I just watched the recent Great Gatsby movie. I didn’t care for the use of modern hip-hop music, though I can accept it as a director’s choice to appeal to modern audiences — like the added narration about the stock market and prohibition. But with all the money they put into the costumes and the CGI camera effects (swooping across the bay between Gatsby’s pier and Daisy’s green light, like the eye of Sauron creeping up on Frodo), I’m surprised they used phones and cars from the 1930s and a ball-point pen from the 1940s. These weren’t just random props, they were all featured in close ups that were integral to the plot (though the pen is only integral to the added framing narrative).
At one point, Nick casually turns on the radio; but in 1922, radio was experimental. The first commercial AM radio broadcast in New York did not happen until a few years later. Gatsby might have had a radio as a toy, but seeing one in poor working stiff Nick’s rented cottage changes my understanding of Nick’s character. In 1922, a radio would have been an excessive yuppie purchase.

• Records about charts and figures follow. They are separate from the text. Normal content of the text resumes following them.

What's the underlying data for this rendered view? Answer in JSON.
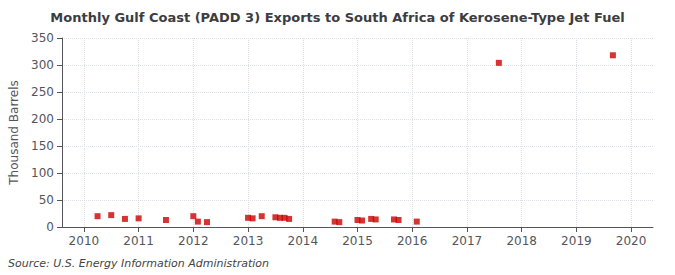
{
  "chart_data": {
    "type": "scatter",
    "title": "Monthly Gulf Coast (PADD 3) Exports to South Africa of Kerosene-Type Jet Fuel",
    "ylabel": "Thousand Barrels",
    "source": "Source: U.S. Energy Information Administration",
    "color": "#cc0000",
    "marker": "square",
    "grid": true,
    "xlim": [
      2009.6,
      2020.4
    ],
    "xticks": [
      2010,
      2011,
      2012,
      2013,
      2014,
      2015,
      2016,
      2017,
      2018,
      2019,
      2020
    ],
    "ylim": [
      0,
      350
    ],
    "yticks": [
      0,
      50,
      100,
      150,
      200,
      250,
      300,
      350
    ],
    "x": [
      2010.25,
      2010.5,
      2010.75,
      2011.0,
      2011.5,
      2012.0,
      2012.083,
      2012.25,
      2013.0,
      2013.083,
      2013.25,
      2013.5,
      2013.583,
      2013.667,
      2013.75,
      2014.583,
      2014.667,
      2015.0,
      2015.083,
      2015.25,
      2015.333,
      2015.667,
      2015.75,
      2016.083,
      2017.583,
      2019.667
    ],
    "values": [
      20,
      22,
      15,
      16,
      13,
      20,
      10,
      9,
      17,
      16,
      20,
      18,
      17,
      17,
      15,
      10,
      9,
      13,
      12,
      15,
      14,
      14,
      13,
      10,
      304,
      318
    ]
  }
}
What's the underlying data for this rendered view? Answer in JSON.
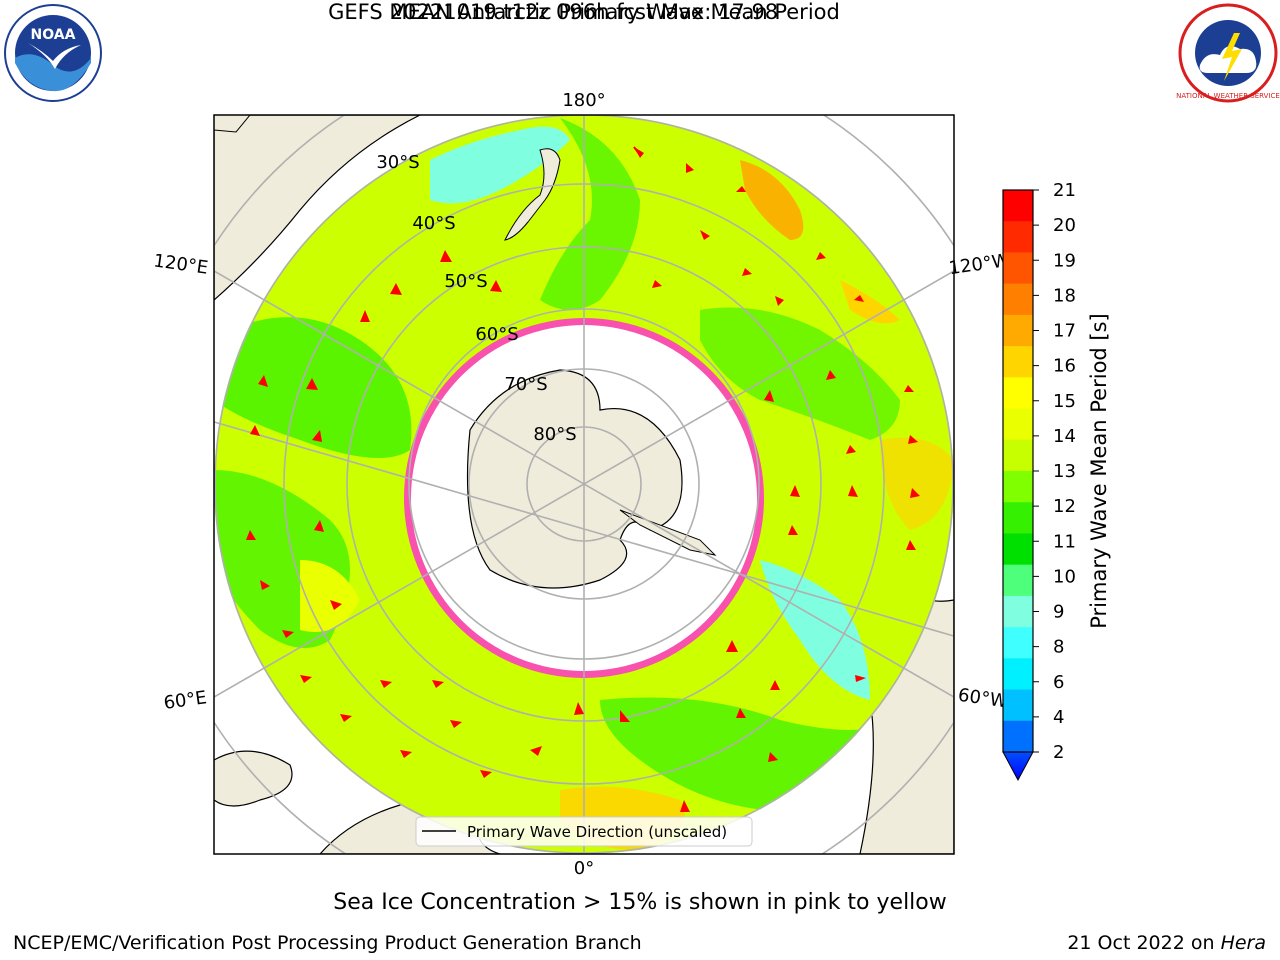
{
  "title_line1": "GEFS MEAN Antarctic Primary Wave Mean Period",
  "title_line2": "20221019 t12z 096h fcst   Max: 17.98",
  "lon_labels": {
    "top": "180°",
    "bottom": "0°",
    "upper_left": "120°E",
    "upper_right": "120°W",
    "lower_left": "60°E",
    "lower_right": "60°W"
  },
  "lat_labels": [
    "30°S",
    "40°S",
    "50°S",
    "60°S",
    "70°S",
    "80°S"
  ],
  "legend_label": "Primary Wave Direction (unscaled)",
  "colorbar": {
    "label": "Primary Wave Mean Period [s]",
    "ticks": [
      "21",
      "20",
      "19",
      "18",
      "17",
      "16",
      "15",
      "14",
      "13",
      "12",
      "11",
      "10",
      "9",
      "8",
      "6",
      "4",
      "2"
    ],
    "colors_top_to_bottom": [
      "#ff0000",
      "#ff2a00",
      "#ff5500",
      "#ff8000",
      "#ffaa00",
      "#ffd500",
      "#ffff00",
      "#eaff00",
      "#c8ff00",
      "#7fff00",
      "#35f000",
      "#00e000",
      "#4dff7a",
      "#80ffe0",
      "#40ffff",
      "#00f0ff",
      "#00c0ff",
      "#0070ff"
    ],
    "extend_color": "#0000ff"
  },
  "note": "Sea Ice Concentration > 15% is shown in pink to yellow",
  "branch": "NCEP/EMC/Verification Post Processing Product Generation Branch",
  "date": "21 Oct 2022 on ",
  "host": "Hera",
  "logos": {
    "left": "NOAA",
    "right": "NATIONAL WEATHER SERVICE"
  },
  "colors": {
    "land": "#efecdc",
    "ocean_base": "#ccff00",
    "ice": "#ffffff",
    "ice_edge": "#ff33cc",
    "arrow": "#ff0000",
    "grid": "#b0b0b0"
  }
}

It was jarring to see a room full of professional dancers (who are supposed to be random drunken socialites) perform the Charleston in perfect synch with each other. The dance was actually popularized by a 1923 Broadway musical; “everyone” wouldn’t have been able to do it at that level of precision in1922. Of course, I recognize that the party scenes were filmed like a fantasy sequence, and that we are seeing it all through Nick’s memory after the whole thing is over, but the anachronism still hurt my willingness to suspend disbelief.
My dissertation explored representations of technology in American drama from 1920-1950, so I looked up the importance of the radio Stanley throws out of the window in A Streetcar Named Desire, the car Willy Loman drives and the fountain pen Biff steals in Death of a Salesman. I appreciate when a filmmaker goes to the extra trouble to get the setting right — and I notice when the filmmaker doesn’t give a damn.
I did like the casting, and though I disliked the framing narrative, I recognize the screenwriter’s need to compress scenes and create new dialogue to dramatize scenes that were only loosely described in the narrative (it was clever to lift lines from other Fitzgerald works). Still, I’d have rather seen this as a play — the CGI and the added car chases and the on-screen textual gimmicks (words from letters floating in the air a la the text messages in Sherlock, or words fluttering away like snowflakes) were part of the world Nick rejected as shallow and meaningless, but they are part of the very fabric of the storytelling that’s supposed to captivate the audience with spectacle.